High-Rise Review

High Rise Review
Metropolis comes to the big city in this pot boiler about a social crucible in melt down

Tom Hiddleston finds himself in the middle of a very bad year in Ben Wheatley’s pot boiler about a social crucible in melt down. This should not be a huge surprise after his high tension “Kill List” and “Sightseers.” If anything, this movie continues the director’s explorations into the psycho-social foundations of violence; how the best laid plans can go awry. Unfortunately, the screenplay gets as crazy as the people. Maybe that is the point.

The setting is the state-of-the-art skyscraper dream of architect Anthony Royal, played to the hilt by Jeremy Irons). Irons does a fantastic job taking his previous dark knight characters and morphing them into the more cerebral, but no less lethal, role of the technician turned social experimenter. Frankenstein’s fingerprints are all over this one.

The skyscraper is populated by a cross section of the economic ladder, with the working class on the bottom floors and the wealthier on the top floors. Anybody who saw Fritz Lang’s “Metropolis” knows where this idea is going, and they are not disappointed. There are more social barbs than on a porcupine at a coming out party as the rich react as hilariously as possible. As the lower floors are bashing down the doors of the building, the resounding accord from the penthouse is, “This is a mandate. We must show them we can have better parties!”

If the intent is to show that an isolated “man as an island” life drives people insane, the screenplay does not further this goal by depicting nearly everybody in the building as insane from the start. Better would have been to start with Andy Griffith’s Mayberry and end up with “Clockwork Orange” instead of starting with “Orange” and ending up with “Mad Max.”

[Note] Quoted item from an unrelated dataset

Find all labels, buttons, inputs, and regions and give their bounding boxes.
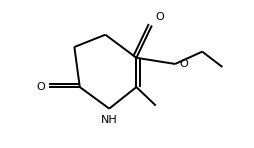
Text: O: O (155, 12, 164, 22)
Text: O: O (36, 82, 45, 92)
Text: O: O (179, 59, 188, 69)
Text: NH: NH (101, 115, 118, 125)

As the architects dream begins to crumble from the sheer weight of its technocracy, the people inside begin to lose what little of their social skills they had to begin with. Among them all, Tom Hiddleston, playing Dr. Robert Laing, stands out. He maintains a remarkably even keel in spite of being subjected to every brutal, bullying cuff imaginable. Laing is also a technologist, kicking of the film by dissecting the skull of a schizophrenic to find out what makes the man tick. Later on he finds out what really makes people crazy, but, by then, it’s too late. Abandoned by society, the tower sits, its remaining sparse population eating dogs, while an identical tower is being built next door.

If history repeats itself, we may be in for a bad time in the next few decades. The rich are richer, the poor poorer and the walls may not hold forever. The concrete and steel structure is the metaphor for the social structure we take for granted. Without getting too far into these weeds, the cinematography and sound track both rate 9 out of 10 on the post-apocalyptic scale. Lenser Laurie Rose reunites with Wheatley after “Kill List” and “Sightseers” (as does screenwriter Amy Jump) and brings the garbage strewn wreckage of the New Age dream to you in living color. Composer Clint Mansell brings his “Requiem for a Dream” and “Black Swan” impending doom chops to bear on this flick like a pit bull on crack.

Great performances by Elizabeth Moss and Luke Evans as the only two sane people in the building. Check out this tightly wound cautionary tale and find out who makes it, and who does not.